I just ordered a pair of burgundy AE Lombards. Side-view photos show a refined looking sole, virtually indistinguishable from leather. I wanted a nice pair of rubber-soled dress shoes for wet days, so I'm hoping these will do.


----------



## Peak and Pine (Sep 12, 2007)

Rubber shoe soles are sorta like tires: when they wear down you usually chuck them. But you can prolong them with toe taps and heel cleats.

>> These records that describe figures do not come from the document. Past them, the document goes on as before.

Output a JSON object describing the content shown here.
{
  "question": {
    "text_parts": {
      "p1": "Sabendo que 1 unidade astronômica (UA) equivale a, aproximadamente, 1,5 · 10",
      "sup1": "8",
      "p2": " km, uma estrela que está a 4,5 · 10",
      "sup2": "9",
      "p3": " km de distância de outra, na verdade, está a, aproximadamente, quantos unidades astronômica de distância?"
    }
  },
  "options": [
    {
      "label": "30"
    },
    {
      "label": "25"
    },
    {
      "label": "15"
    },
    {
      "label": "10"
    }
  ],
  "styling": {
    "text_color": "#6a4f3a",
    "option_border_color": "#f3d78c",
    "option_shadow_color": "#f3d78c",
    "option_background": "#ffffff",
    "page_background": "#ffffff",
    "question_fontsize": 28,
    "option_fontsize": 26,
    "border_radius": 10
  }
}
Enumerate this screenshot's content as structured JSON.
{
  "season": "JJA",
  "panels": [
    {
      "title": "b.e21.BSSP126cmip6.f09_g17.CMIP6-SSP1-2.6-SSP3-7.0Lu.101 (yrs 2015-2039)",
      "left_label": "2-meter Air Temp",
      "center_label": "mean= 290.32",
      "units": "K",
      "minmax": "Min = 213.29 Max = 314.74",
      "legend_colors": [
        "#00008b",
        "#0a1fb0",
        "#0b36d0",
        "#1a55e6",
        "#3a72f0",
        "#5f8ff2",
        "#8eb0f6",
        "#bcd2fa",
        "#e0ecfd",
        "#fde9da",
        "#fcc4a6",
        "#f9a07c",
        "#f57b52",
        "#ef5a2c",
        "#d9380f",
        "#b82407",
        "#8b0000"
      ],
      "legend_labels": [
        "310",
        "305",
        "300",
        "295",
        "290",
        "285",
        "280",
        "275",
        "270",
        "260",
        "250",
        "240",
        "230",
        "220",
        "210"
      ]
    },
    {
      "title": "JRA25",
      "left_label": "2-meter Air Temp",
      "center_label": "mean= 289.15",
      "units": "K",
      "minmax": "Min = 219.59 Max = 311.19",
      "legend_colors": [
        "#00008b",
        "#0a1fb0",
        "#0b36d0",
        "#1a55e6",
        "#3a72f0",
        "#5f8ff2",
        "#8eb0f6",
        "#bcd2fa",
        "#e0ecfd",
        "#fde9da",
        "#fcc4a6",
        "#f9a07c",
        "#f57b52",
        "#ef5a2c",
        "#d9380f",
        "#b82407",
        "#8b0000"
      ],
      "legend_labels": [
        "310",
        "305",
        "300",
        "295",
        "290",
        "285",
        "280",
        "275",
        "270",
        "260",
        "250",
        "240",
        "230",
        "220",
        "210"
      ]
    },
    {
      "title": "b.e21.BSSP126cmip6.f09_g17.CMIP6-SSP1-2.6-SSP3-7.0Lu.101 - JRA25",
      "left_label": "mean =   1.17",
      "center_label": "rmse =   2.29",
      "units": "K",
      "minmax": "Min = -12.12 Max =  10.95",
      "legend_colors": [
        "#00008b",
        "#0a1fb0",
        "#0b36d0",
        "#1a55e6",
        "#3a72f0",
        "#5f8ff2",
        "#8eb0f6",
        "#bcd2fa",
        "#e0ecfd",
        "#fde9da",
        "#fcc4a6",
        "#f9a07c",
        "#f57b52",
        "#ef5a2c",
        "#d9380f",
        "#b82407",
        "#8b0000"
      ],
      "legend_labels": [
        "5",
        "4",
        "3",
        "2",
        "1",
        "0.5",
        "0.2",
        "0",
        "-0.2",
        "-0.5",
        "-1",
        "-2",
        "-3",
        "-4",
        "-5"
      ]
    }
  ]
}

They do look clunky when combined with a dress top, but look can super swell elsewhere. Not sure what the aversion is to wearing rubbers, Totes, galoshers (love that name) or boots over nice shoes in inclementnt weather, but seldom, as in never, see that discussed here.


----------



## Leighton (Nov 16, 2009)

The AE Executive collection is completely resoleable. You can probably order custom AE's with the rubber sole.


----------



## Jovan (Mar 7, 2006)

Peak: Dainite soles are supposed to be just as long-lasting as leather and look the same from the side. I don't think they're talking about the heavy soles they put on work shoes.


----------



## eagle2250 (Mar 24, 2006)

Base your decisions as to the soling materials you select for your shoes, upon the type of walking surfaces on which they will be worn. That way you can lessen the chances of falling and "busting your rumpasauras," as my youngest grandson likes to call it! All the rest is simply rubbish!


----------



## Cruiser (Jul 21, 2006)

Peak and Pine said:


> Not sure what the aversion is to wearing rubbers, Totes, galoshers (love that name) or boots over nice shoes in inclementnt weather, but seldom, as in never, see that discussed here.


I suspect that it's just part of the ongoing trend toward a more minimalistic approach to clothing. Over the past 300 years or so there has been a steady march in the direction of more simple, less complicated attire for both men and women. If one item will do what it once took two items to accomplish, folks will usually gravitate to that one item.

Personally I would prefer to not reach my destination and then have to deal with a pair of galoshers, especially if the weather was much nicer when I left later on that day. I remember wearing these things as a kid and I didn't like them them.

Cruiser


----------



## dzd9fy (Oct 25, 2009)

So anyone have any experience with re-heeling a composite sole? I ask as I tend to go through heels way before the sole and have yet to find a tap that did not look like I accidentally stepped on something or that lasts!


----------



## The Rambler (Feb 18, 2010)

I've had it done on lightweight rubber/composite soles with an articulated heel (though one-piece bottom). The shoemaker just slices it off and sticks on another heel, with very satisfactory results.


----------



## godan (Feb 10, 2010)

The Rambler said:


> I've had it done on lightweight rubber/composite soles with an articulated heel (though one-piece bottom). The shoemaker just slices it off and sticks on another heel, with very satisfactory results.


I just had the same process applied successfully to a much-loved pair of vintage HS Trask bison leather oxfords. The local cobbler was a lower cost alternative to Trask recrafting that I chose because only the heel and not the entire sole needed replacement.


----------